D’emblée, elle m’a paru suspecte. Pour peu qu’on fréquente avec quelque assiduité les écrits du XVIIIe siècle, publics ou privés, il est clair qu’aucune plume de l’époque ne peut l’avoir tracée : la phraséologie, les idées, sont à l’évidence du XIXe finissant ou du XXe siècle commençant. Quant au fond, vu les sentiments profondément chrétiens du catholique Jean-Baptiste Willermoz et du luthérien Ferdinand de Brunswick, qu’ils eussent pu approuver pareille déclaration était pour moi d’une totale invraisemblance. Charles de Hesse, peut-être ; mais eux, sûrement pas.

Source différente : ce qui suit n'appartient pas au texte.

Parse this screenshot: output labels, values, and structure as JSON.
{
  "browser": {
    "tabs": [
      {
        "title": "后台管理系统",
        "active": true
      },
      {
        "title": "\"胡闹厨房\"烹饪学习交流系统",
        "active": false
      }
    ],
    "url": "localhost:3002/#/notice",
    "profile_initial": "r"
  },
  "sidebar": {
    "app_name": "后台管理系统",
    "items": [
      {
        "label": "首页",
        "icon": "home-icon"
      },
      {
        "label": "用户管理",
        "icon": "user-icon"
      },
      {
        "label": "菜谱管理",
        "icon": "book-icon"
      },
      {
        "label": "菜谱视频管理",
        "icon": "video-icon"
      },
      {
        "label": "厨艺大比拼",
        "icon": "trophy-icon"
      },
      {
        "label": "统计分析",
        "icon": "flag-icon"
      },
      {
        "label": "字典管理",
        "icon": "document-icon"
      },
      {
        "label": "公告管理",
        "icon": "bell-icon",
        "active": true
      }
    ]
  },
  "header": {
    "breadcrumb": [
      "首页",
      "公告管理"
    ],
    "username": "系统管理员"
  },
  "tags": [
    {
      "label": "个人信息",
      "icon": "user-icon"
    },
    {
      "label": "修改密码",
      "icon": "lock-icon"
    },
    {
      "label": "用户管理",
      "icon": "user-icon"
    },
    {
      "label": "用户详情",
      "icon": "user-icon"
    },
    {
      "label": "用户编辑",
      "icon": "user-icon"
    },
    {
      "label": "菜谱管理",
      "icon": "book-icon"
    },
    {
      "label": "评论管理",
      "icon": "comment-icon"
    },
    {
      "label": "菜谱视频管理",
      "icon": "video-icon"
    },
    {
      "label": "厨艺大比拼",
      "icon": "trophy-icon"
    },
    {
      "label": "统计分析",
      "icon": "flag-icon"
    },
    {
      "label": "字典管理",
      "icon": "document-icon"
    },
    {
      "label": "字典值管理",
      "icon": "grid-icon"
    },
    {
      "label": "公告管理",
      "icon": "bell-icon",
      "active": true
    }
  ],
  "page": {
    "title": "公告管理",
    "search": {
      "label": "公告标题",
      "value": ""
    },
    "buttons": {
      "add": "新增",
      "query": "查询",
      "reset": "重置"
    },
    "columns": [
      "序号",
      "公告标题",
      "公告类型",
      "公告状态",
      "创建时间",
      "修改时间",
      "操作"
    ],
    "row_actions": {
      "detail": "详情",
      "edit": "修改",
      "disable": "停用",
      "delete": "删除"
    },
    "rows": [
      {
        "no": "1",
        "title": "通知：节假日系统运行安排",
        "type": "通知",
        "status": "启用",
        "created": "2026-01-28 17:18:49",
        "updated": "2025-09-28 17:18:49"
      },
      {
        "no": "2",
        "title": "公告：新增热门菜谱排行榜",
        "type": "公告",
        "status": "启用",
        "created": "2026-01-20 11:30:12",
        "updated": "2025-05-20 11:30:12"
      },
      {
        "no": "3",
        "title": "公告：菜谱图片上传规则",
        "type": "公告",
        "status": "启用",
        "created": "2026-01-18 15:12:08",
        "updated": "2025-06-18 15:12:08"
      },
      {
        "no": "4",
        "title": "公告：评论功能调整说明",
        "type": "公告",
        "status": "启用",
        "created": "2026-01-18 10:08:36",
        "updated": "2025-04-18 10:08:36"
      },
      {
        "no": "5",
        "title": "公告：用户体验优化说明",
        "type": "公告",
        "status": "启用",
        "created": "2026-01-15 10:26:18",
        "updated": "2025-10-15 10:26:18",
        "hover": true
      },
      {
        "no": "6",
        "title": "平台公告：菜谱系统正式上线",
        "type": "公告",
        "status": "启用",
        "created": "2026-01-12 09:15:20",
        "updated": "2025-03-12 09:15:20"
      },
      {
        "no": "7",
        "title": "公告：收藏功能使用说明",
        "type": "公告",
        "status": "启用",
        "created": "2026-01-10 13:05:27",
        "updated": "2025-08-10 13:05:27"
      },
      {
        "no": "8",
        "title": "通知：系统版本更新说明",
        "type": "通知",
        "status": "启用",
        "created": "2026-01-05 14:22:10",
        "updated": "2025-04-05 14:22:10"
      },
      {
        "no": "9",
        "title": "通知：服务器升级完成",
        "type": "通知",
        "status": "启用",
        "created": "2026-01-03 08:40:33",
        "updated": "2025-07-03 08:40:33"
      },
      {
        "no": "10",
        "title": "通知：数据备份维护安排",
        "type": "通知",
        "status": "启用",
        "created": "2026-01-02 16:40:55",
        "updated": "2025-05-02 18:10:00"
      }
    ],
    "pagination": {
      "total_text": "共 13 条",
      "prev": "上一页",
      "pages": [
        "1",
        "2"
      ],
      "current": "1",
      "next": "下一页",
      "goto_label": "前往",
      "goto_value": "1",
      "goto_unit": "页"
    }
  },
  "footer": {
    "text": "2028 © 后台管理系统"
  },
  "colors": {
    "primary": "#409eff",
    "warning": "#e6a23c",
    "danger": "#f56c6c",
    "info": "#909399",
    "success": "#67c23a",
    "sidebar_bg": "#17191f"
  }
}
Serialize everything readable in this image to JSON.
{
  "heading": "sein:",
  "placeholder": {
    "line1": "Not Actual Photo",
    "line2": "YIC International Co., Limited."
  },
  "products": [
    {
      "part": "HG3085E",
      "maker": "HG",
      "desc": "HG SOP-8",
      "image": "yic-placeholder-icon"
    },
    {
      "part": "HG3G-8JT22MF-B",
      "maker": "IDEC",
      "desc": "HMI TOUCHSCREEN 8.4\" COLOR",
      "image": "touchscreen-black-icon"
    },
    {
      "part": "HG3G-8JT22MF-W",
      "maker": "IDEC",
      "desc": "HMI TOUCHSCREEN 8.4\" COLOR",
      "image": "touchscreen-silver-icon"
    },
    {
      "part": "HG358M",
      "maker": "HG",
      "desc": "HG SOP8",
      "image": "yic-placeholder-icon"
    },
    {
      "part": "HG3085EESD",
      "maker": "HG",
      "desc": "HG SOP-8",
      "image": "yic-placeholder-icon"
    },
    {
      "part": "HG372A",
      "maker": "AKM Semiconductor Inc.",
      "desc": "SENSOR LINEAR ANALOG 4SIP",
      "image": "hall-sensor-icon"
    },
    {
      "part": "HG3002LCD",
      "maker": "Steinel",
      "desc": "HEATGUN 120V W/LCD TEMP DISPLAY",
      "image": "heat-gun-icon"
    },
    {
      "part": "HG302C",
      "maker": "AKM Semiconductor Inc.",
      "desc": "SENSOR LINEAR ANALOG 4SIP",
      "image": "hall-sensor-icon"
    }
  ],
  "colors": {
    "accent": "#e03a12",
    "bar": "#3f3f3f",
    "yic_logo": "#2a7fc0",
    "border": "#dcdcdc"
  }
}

Toutefois, puisqu’une date était mentionnée : le 16 juillet 1782, autant y aller voir. Il se trouve que j’ai à ma disposition l’intégralité des Actes du convent, minutes (procès-verbaux) et pièces annexes. La vérification fut donc aisée, quoiqu’un peu longue. Résultat : rien au 16 juillet, où se tint la séance d’ouverture, rien non plus dans les séances suivantes jusqu’au terme officiel du convent, le 29 septembre, ni jusqu’à son terme réel le 1er septembre.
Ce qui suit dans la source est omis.